We see the exact same pattern in the first reading. It is interesting that that is the Gospel we have today, because in the first reading we hear about Elijah going to Mount Horeb. Mount Horeb is the same as Mount Sinai; so Elijah climbs the mountain where the Ten Commandments were given. We recall that when the people of Israel first came to Mount Sinai they were able to find God in the power of the Lord. He was there in the wind; He was there in the earthquake; He was there in the fire. But with Elijah, He was not there in any of those things - but only in the tiny whispering sound. If we liken that to the commandments that were given, the people of Israel initially recognized the violation of the commandments when they were large violations, when they were complete and direct violations. But the Lord is letting us see now that even in the tiniest whispering sound there can be a violation of those commandments, even in the movements of the heart. It does not have to be in the outward actions, it does not have to be in the direct violation of the commandments, but in the spirit of the commandments as well.

We see, then, that same pattern: As one moves along in the spiritual life - or as it is for the Church, as one continues to progress in understanding God - then we also progress beyond what is obvious to what is far more subtle. We begin to recognize that it is not just in major and direct violations of the commandments that we have violated God, but it is also in the smaller things. Remember, Our Lord did not tell us that we simply have to follow the commandments. He told the rich young man that he needed to follow the commandments and then - if he wanted to be perfect - he was to sell everything that he had, give it to the poor, and then come and follow Him. So again, He calls us to something more, to something beyond what is just the obvious. For each one of us, He will look at us and command us, first of all, to be perfect as our heavenly Father is perfect; then He goes on to show us what that means. It is not simply a matter of following the Ten Commandments externally, but it is following the commandments in the heart, living not only the letter of the law, but living the spirit of the law and taking that all the way to the greatest degree so that we are not violating God or neighbor, even in the smallest things. But rather, what we are trying to do is uphold the dignity of our neighbor and to glorify God in our thoughts and our words and our actions, as well as in the desires and even in the movements of the heart. That is the goal for us as Christian people.

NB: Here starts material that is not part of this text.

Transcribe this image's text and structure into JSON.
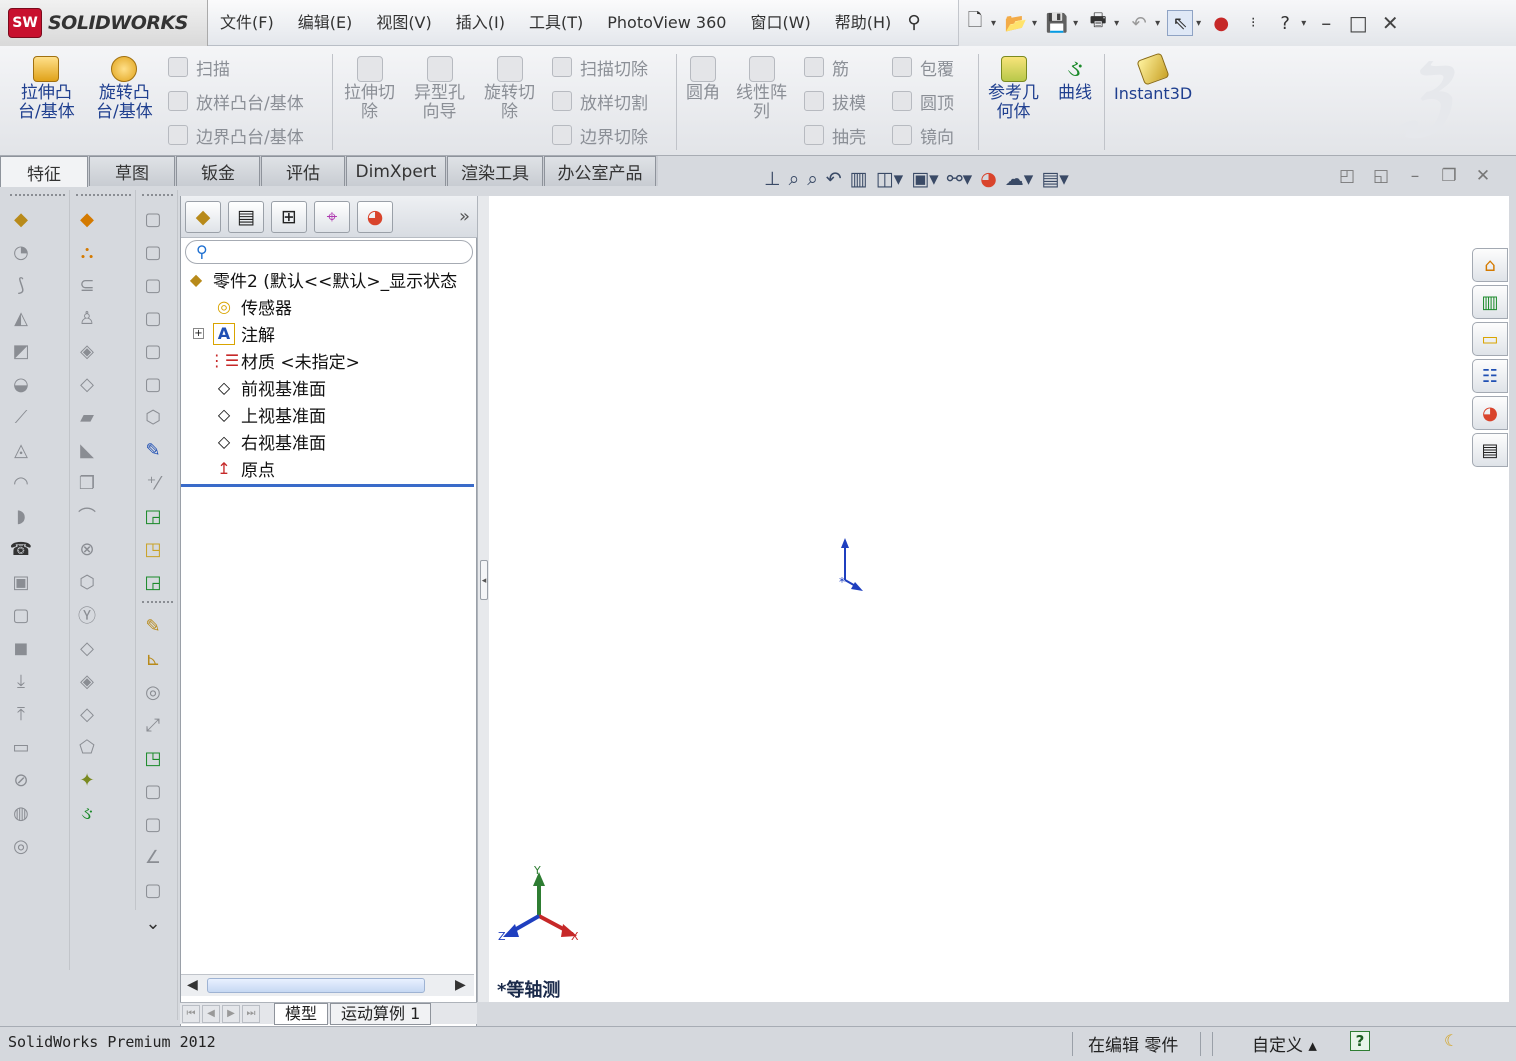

Because of our knowledge of the Lord, because of the new commandments, because of the sacraments, because of the spiritual life, because of our union with Jesus Christ, we are held to a higher accountability and to a far greater responsibility. We need to keep that very clearly in mind. We need to strive to live according to the spirit of God's love, which is not a generic sort of thing, saying, "Well, as long as I'm in the ballpark." The spirit of the law is to live it more perfectly, more completely - even in the smallest details and in the movements of the heart.

* This text was transcribed from the audio recording of a homily by Father Robert Altier with minimal editing.